B) Email Mr. Parishioner saying you are sorry.
C) Get in the car and drive to the hospital to be with Mr. Parishioner.
Answer: Always C (unless the hospital is in another state or country and then call to say you will see Mr. Parishioner when he returns home. And you are so sorry. And you’ll be calling back later.)
Winifred the Elder is Very Upset about the fact that her daughter told her last night that she thinks of herself as male. Winifred left you a voice mail sharing this news.
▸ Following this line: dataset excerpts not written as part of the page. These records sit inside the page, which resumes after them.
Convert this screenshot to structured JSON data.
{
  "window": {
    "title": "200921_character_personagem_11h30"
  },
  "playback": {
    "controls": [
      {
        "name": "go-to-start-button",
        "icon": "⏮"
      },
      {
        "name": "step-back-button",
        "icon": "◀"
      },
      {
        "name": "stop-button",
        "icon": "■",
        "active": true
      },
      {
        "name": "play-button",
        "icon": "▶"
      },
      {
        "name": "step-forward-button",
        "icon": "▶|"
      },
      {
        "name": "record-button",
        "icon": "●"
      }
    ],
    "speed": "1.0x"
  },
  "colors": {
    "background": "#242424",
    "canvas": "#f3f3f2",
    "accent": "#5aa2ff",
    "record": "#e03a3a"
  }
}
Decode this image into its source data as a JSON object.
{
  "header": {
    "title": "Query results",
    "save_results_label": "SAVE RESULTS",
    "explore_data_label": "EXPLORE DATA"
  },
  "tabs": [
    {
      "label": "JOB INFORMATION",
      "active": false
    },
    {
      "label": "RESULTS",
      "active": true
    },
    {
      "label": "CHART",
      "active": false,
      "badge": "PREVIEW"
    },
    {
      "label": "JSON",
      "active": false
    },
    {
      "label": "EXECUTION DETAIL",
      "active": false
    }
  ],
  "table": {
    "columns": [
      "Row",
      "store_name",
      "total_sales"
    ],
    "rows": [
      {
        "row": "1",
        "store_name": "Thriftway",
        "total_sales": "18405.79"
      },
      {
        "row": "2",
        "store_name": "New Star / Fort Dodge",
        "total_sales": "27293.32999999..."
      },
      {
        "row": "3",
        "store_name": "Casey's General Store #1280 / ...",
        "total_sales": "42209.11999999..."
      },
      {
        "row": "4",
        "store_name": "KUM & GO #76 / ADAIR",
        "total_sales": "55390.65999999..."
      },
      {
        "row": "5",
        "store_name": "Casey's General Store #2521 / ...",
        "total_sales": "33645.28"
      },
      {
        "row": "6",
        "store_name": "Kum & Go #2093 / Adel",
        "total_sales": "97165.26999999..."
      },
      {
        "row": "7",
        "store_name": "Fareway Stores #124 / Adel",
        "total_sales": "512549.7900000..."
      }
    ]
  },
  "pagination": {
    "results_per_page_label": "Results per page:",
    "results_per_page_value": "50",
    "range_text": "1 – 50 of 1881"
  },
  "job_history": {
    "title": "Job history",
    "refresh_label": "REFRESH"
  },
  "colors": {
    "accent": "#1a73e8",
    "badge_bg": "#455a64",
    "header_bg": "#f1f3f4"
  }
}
You:
A) Avoid Winifred like the plague.
B) Put out a “How would you handle this?” to all your Facebook friends.
C) Call Winifred and ask her how things are going. Would she like to get together?
Answer: Again C. Even if you are wholly unfamiliar with transgender issues, tell Winifred that you and the church will circle the wagons for her and her child. What do they need? What do they not need?
A church staffer is so frustrated that she wants to quit her job. She has had it. You:
A) Send her a long defensive email stating your side of the situation.
B) Contact the Personnel Chairperson to complain about the situation.
C) Call the staff member and invite her to meet and talk things out.
You get the picture. Snap Chat away. Use email for simple messages. Text even simpler messages. But let’s get up from behind our screens and talk face to face with our people. Pastoral care is not only an art; it’s a privilege that deserves our attention.